Historical:Millersville Limestone Member
M. E. Hopkins and J. A. Simon
The Millersville Limestone Member of the Bond Formation (Taylor and Cady, 1944, p. 22), the top of which defines the top of the formation in central and southern Illinois, is named for Millersville, Christian County.
The type locality consists of exposures near the village (SE NE 28 and NW NW 31, 12N-1W) (Payne and Cady, 1944, p.12-13).
East of the La Salle Anticlinal Belt, the Livingston Limestone is correlated with the Millersville, as is the Argentine Limestone Member of Missouri.
Extent and Thickness
In the type area the Millersville is 50 feet thick and is divided into two or three benches by shale partings as much as 2-3 feet thick. It is the thickest limestone in the Pennsylvanian System in Illinois. In southern Fayette, Effingham, and Jasper Counties and farther south it is not well developed, although thin limestones in that area are considered as correlatives of part of the Millersville.
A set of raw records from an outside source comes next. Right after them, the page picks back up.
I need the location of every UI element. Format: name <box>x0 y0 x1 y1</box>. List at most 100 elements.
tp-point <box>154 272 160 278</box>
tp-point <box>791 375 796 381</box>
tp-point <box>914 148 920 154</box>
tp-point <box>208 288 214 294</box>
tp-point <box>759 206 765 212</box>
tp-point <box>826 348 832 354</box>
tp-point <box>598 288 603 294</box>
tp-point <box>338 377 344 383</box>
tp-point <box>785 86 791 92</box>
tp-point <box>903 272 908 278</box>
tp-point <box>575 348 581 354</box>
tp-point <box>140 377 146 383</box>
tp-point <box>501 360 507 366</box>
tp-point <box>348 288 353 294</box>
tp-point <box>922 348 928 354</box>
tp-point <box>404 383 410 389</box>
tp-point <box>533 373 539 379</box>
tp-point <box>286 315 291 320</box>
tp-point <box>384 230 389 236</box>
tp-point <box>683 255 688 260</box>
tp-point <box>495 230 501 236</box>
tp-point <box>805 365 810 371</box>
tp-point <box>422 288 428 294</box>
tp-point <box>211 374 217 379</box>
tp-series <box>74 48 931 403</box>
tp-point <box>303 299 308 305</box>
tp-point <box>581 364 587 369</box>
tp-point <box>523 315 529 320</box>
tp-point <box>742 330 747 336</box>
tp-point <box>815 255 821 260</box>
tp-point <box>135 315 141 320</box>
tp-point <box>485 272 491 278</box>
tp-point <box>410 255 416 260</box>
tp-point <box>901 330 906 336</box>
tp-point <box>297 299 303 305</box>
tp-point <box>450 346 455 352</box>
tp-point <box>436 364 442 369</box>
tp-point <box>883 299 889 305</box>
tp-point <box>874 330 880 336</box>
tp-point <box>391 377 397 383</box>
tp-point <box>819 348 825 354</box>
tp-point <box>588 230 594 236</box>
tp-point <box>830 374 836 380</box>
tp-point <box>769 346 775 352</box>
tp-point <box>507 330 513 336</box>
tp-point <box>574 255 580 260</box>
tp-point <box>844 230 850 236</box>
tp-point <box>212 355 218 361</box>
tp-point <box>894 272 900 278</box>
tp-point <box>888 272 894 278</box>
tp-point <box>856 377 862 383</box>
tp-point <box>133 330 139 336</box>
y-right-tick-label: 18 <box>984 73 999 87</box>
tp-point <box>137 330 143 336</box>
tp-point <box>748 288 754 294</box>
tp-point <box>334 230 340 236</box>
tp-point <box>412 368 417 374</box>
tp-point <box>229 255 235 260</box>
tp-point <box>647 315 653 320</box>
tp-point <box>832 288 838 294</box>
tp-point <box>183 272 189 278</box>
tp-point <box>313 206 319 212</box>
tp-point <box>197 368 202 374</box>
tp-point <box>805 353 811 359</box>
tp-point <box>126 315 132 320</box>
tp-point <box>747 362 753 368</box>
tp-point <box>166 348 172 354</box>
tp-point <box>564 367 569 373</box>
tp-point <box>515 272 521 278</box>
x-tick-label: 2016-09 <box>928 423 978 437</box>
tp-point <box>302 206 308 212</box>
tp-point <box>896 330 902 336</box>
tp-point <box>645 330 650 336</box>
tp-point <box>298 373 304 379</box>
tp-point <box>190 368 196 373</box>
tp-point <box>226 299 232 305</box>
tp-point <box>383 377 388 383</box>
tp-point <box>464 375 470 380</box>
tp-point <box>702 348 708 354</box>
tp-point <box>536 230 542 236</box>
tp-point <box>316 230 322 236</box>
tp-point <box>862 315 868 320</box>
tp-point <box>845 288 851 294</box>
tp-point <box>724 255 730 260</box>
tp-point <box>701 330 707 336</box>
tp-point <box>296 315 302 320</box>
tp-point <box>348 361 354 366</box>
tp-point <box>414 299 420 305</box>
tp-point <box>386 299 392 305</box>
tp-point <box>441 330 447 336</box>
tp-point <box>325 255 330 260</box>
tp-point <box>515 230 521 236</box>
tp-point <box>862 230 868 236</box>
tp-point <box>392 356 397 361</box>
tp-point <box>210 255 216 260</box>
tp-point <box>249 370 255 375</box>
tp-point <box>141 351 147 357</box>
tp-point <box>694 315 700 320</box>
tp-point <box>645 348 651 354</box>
The limestone is light gray and fine grained. The Millersville has been extensively quarried in central Illinois.
The Millersville contains a diversified open-marine fauna.
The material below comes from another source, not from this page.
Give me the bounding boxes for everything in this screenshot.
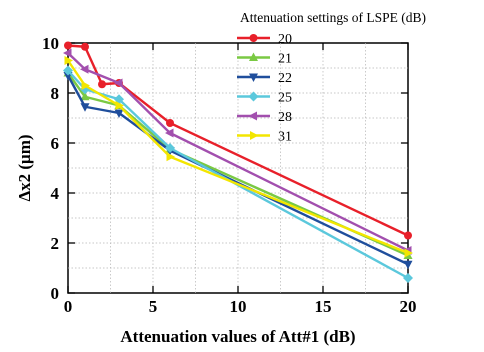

PAYNE, J. N., and G. H. CADY, 1944, Structure of Herrin (No. 6) coal bed in Christian and Montgomery Counties and adjacent parts of Fayette. Macon, Sangamon, and Shelby Counties: Illinois State Geological Survey Circular 105, 57 p.
TAYLOR, E. F., and G. H. CADY, 1944, Structure of the Millersville Limestone in the north part of the Illinois Basin: Illinois State Geological Survey Report of Investigations 93, p. 22-26.